In general, the Sterling Pound, Euro and other European currencies came under massive selling pressure during the first part of this week’s trading and it seems that it will remain subject to further losses against the Dollar as the energy crisis in Europe worsens. “Fears of a gas crisis cast a shadow over everything,” says Ulrich Leuchtmann, head of FX and commodities research at Commerzbank. The gas supply crisis will be a Europe-specific problem.
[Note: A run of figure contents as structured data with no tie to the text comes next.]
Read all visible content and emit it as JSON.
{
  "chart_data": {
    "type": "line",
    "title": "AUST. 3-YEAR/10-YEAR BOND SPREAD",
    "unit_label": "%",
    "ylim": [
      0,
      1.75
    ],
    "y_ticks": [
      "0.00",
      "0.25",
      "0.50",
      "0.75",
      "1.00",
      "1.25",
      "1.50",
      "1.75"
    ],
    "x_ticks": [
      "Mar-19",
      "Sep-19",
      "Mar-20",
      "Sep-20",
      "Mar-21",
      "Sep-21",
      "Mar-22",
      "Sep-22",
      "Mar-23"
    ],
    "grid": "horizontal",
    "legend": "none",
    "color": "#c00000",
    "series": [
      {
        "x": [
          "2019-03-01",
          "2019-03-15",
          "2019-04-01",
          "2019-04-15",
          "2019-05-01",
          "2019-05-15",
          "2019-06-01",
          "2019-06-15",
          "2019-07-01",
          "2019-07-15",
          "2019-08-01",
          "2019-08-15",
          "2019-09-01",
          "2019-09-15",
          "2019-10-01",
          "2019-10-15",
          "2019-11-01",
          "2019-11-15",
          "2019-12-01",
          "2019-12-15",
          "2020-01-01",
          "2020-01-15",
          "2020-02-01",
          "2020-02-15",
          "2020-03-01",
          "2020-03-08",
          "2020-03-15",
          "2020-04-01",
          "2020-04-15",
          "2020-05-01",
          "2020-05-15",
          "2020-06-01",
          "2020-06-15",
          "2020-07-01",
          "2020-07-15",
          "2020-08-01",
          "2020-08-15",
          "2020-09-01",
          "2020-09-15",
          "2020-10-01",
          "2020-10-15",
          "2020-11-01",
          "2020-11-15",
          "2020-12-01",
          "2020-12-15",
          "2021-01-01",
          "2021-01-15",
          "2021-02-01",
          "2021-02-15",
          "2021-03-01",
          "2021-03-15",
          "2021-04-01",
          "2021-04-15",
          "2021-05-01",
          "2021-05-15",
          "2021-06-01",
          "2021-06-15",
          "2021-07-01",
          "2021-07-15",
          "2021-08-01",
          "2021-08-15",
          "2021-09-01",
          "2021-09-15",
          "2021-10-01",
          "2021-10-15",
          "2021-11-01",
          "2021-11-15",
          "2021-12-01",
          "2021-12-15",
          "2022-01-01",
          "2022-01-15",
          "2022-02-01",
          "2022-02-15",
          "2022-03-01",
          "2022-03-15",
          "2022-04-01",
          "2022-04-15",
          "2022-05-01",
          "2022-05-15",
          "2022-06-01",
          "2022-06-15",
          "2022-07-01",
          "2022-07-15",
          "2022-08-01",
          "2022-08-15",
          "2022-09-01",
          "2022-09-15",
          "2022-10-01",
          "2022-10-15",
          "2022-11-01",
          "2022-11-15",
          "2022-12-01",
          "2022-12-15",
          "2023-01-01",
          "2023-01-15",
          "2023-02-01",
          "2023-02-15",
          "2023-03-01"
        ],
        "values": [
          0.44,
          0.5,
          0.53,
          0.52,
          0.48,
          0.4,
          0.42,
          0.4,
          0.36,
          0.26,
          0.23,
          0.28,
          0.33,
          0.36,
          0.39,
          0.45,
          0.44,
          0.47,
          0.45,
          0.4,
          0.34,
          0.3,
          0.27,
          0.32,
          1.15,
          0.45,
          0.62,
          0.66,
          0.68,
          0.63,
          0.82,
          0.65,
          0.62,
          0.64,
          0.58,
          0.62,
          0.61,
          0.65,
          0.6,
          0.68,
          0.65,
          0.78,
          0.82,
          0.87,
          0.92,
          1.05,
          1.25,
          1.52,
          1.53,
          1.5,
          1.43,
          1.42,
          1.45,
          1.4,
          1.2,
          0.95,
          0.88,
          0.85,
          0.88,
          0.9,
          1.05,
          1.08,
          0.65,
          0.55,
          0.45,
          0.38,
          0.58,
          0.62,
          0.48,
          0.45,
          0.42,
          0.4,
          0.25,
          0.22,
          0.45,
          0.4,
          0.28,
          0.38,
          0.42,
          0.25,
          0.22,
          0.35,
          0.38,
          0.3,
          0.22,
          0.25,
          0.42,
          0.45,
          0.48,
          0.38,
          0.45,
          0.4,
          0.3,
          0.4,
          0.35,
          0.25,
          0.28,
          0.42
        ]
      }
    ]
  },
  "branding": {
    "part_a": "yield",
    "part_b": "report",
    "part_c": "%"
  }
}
And in the context of a “European problem”, the UK was included in light of the interdependence between the gas market and Europe. This, in turn, is reflected in the drop in the Pound Sterling along with the Euro against the Dollar as concerns about European energy security escalated into a series of headlines that included pressure on Russian gas supplies.
GBP/USD Forecast
In the above list, the factors of continued weakness of the GBP/USD currency pair become clear, which means that the general trend is still bearish and that the currency pair is subject to testing new record support levels, and investors will not care about the arrival of technical indicators towards oversold levels as much as following the factors of sterling weakness. Accordingly, the support levels 1.1865, 1.1770 and 1.1690 may be legitimate targets for the current bears’ control.
On the other hand, the first break of the trend still needs to move towards the resistance level 1.2445 as a first stage on the daily chart. The sterling dollar pair will be affected today by:
- Developments in Britain
- The reaction to the announcement of the number of US jobless claims
- Statements of a number of US monetary policy officials.